Investing in Flood Insurance coverage is always a good rule of thumb, as is partnering with an insurance broker or agent who is an expert in Flood Insurance and familiar with flood risk in general. There are a lot of private market tools available that can be used to evaluate the potential flood risks for a particular location. These tools take historical data and climate change into account in order to predict what the likelihood of flooding is and allow homeowners to make informed decisions on their needs for Flood Insurance.
What else should homeowners know about Flood Insurance?
B.T.: Flood Insurance can offer extended limits so homeowners can get full coverage for the entirety of their home and its contents. Indirect loss should also be considered. For example, if a homeowner’s primary residence is uninhabitable following a flood, there are costs associated with residing elsewhere while the home is being repaired. Expenses related to indirect loss are not covered by the NFIP; however, Flood Insurance does have the option for this coverage, to mitigate costs such as renting one or several rooms in a hotel, dining out and other living expenses. Also, the NFIP sometimes does not provide coverage based on the replacement cost of a home and homeowners may have to contend with a depreciation in value. With Flood Insurance, there are coverage options available that are based on the current cost to replace a home.
What limitations and exclusions should policyholders be aware of?
B.T.: The definition of what is considered a flood event does vary from market to market. Sometimes two or more properties must be affected, while in other circumstances the definition is broader. There are also certain areas of a home where contents may be excluded from coverage, such as a basement.
What can homeowners do from a prevention standpoint to complement Flood Insurance?

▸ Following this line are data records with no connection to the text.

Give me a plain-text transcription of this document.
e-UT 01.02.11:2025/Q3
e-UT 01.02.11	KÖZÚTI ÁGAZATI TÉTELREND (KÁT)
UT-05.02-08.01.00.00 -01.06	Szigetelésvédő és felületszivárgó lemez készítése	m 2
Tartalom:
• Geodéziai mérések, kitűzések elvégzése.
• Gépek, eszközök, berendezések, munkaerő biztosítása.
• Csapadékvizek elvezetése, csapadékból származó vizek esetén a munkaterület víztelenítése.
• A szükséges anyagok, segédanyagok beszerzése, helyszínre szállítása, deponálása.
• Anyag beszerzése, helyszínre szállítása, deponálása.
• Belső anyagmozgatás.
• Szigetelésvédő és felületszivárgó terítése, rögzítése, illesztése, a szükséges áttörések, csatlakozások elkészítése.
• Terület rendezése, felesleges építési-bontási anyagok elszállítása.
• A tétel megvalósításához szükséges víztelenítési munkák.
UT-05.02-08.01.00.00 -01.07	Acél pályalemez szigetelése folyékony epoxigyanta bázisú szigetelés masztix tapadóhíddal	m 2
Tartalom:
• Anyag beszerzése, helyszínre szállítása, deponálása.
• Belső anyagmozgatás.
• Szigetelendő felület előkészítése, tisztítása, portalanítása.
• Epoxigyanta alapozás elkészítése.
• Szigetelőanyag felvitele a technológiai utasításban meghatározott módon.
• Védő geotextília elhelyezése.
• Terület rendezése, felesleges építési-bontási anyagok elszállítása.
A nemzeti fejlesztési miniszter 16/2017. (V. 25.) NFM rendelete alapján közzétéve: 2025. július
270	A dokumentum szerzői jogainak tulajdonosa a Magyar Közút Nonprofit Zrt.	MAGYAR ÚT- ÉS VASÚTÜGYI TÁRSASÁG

B.T.: In some places, flood vents or breakaway walls are an option. Adding flood vents to a garage, for example, allows water to flow through the garage. While it does expose that particular enclosure to water, it lessens the pressure created as well as the potential for floodwater to knock over the home. That can help to prevent a catastrophic loss. Homes can also be elevated. When there is a risk of imminent flooding, many Flood Insurance policies will allow expenses for things like sandbags to help prevent water from entering a home. Proper construction is the most important factor in mitigating flood damage, so it should be considered carefully when buying a property.
What are the biggest opportunities for brokers in Flood Insurance?
B.T.: The brokers I see who are the most successful with Flood Insurance are consistently offering it to every client they encounter. They have a dialogue with clients about the need for Flood Insurance. Successful brokers are also partnering with an expert in Flood Insurance who has the tools available to provide them with context and customized, informed risk assessments. That kind of information adds value to the conversation brokers can have with their clients. Brokers should be comfortable talking about Flood Insurance and its associated policy forms. Knowing how Flood Insurance coverage can help each individual homeowner is what puts a good broker ahead of the pack.
- WHY YOUR CLIENTS MIGHT NEED IT: Climate change has increased the frequency and severity of flood events, including in areas that previously were at low or moderate risk for flooding.
- PROTECTS AGAINST: There can be prohibitive costs associated with repairing or replacing a residence and its contents following a flood, which is not a covered peril under standard Homeowners Insurance policies.
- EXPERT OPINION: “Relying upon a mortgage company to dictate the need for Flood Insurance coverage—or the limits for that coverage—is extremely risky. It is a huge financial gamble to be uninsured or underinsured when it comes to flood damage,” said Brad Turner, National Product Manager, Flood, Burns & Wilcox, Morehead City, North Carolina.